3. The Fight Scene From They Live
First off, this entire movie kicks ass. The basic premise is that Roddy Piper is given a pair of sunglasses that allows him to see the world as it really is. This is a world where all rich people and those in power are actually a race of evil aliens that keep humans subdued and poor. All advertising has subliminal messages like "Stay Asleep" and "Submit to Authority" He says, "Fuck that." and tries to recruit Keith David to his side. What ensues is hands down the best fight scene in the history of film and probably fighting itself. Once again we have a scene filled with testosterone fueled rage and aggression. After this epic fight all I want to do is fight. But I don't. I take it out on the weights. The weight has one friend. His friend is gravity. They are both my enemy. We will battle until the end of one of our days. Oh, and this movie also gave us this little gold nugget of awesome.
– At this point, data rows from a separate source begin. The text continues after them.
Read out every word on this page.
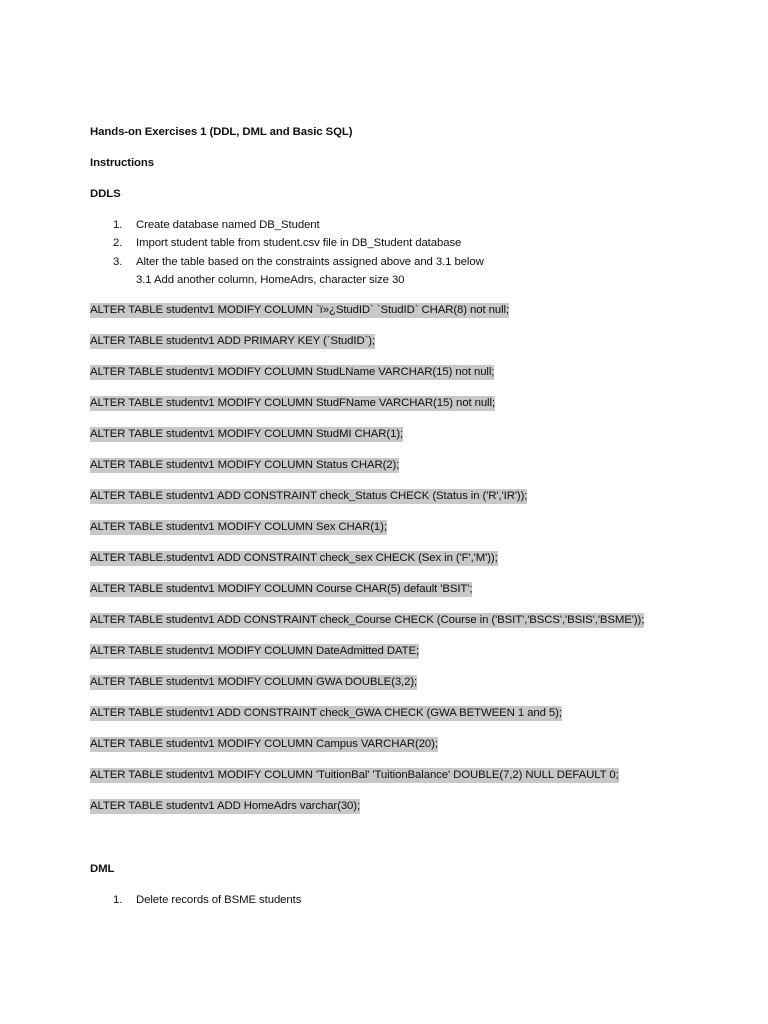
Hands-on Exercises 1 (DDL, DML and Basic SQL)
Instructions
DDLS
1. Create database named DB_Student
2. Import student table from student.csv file in DB_Student database
3. Alter the table based on the constraints assigned above and 3.1 below
3.1 Add another column, HomeAdrs, character size 30
ALTER TABLE studentv1 MODIFY COLUMN `ï»¿StudID` `StudID` CHAR(8) not null;
ALTER TABLE studentv1 ADD PRIMARY KEY (`StudID`);
ALTER TABLE studentv1 MODIFY COLUMN StudLName VARCHAR(15) not null;
ALTER TABLE studentv1 MODIFY COLUMN StudFName VARCHAR(15) not null;
ALTER TABLE studentv1 MODIFY COLUMN StudMI CHAR(1);
ALTER TABLE studentv1 MODIFY COLUMN Status CHAR(2);
ALTER TABLE studentv1 ADD CONSTRAINT check_Status CHECK (Status in ('R','IR'));
ALTER TABLE studentv1 MODIFY COLUMN Sex CHAR(1);
ALTER TABLE.studentv1 ADD CONSTRAINT check_sex CHECK (Sex in ('F','M'));
ALTER TABLE studentv1 MODIFY COLUMN Course CHAR(5) default 'BSIT';
ALTER TABLE studentv1 ADD CONSTRAINT check_Course CHECK (Course in ('BSIT','BSCS','BSIS','BSME'));
ALTER TABLE studentv1 MODIFY COLUMN DateAdmitted DATE;
ALTER TABLE studentv1 MODIFY COLUMN GWA DOUBLE(3,2);
ALTER TABLE studentv1 ADD CONSTRAINT check_GWA CHECK (GWA BETWEEN 1 and 5);
ALTER TABLE studentv1 MODIFY COLUMN Campus VARCHAR(20);
ALTER TABLE studentv1 MODIFY COLUMN 'TuitionBal' 'TuitionBalance' DOUBLE(7,2) NULL DEFAULT 0;
ALTER TABLE studentv1 ADD HomeAdrs varchar(30);
DML
1. Delete records of BSME students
2. Rocky IV Training Montage
http://www.youtube.com/watch?v=q57qB6Kwroo
If you hate this scene then you hate freedom, America, puppies and liberty. There is not much I can say to this that isn't said within all of our hearts when we watch this. This scene also displays the non-importance of fancy exercising machines and regimens. Rocky had a barn and all of it's trappings and his closest friends and trainers. Drago had a "state-of-the-art" training hall and an army of scientists. Guess who won. Your goddam right Rocky did. If Rocky can do it in Siberia with nothing, we can do it in Suburbia with all of our modern advancements. Go out and make America proud.
1. The Final Scene From Last of the Mohicans
There is so much win in this scene it's almost obscene. If it were up to me this movie would win Best Picture every year for the rest of eternity. Hawkeye doing the right thing and shooting a man who gave his life for his when he is in extreme pain. Uncas fighting bravely but falling to Magua. Alice Munro being with her lover in death. Chingachgook avenging his son's death. Magua getting his comeuppance. And the whole time the celtic violin in the background make this scene my number one scene to watch when in need of motivation. The amount of raw energy and emotion in this scene leaves me with one choice and one choice only, find an outlet for the raw energy and emotion that is now burning a fire inside me.
If you need motivation after this post then there is nothing I can do to help you. In fact, you might be clinically depressed and I say that with the utmost sincerity. Either that, or you'll never have the intensity to be good at anything and will live in safety and mediocrity until your dying breath. Chose your path.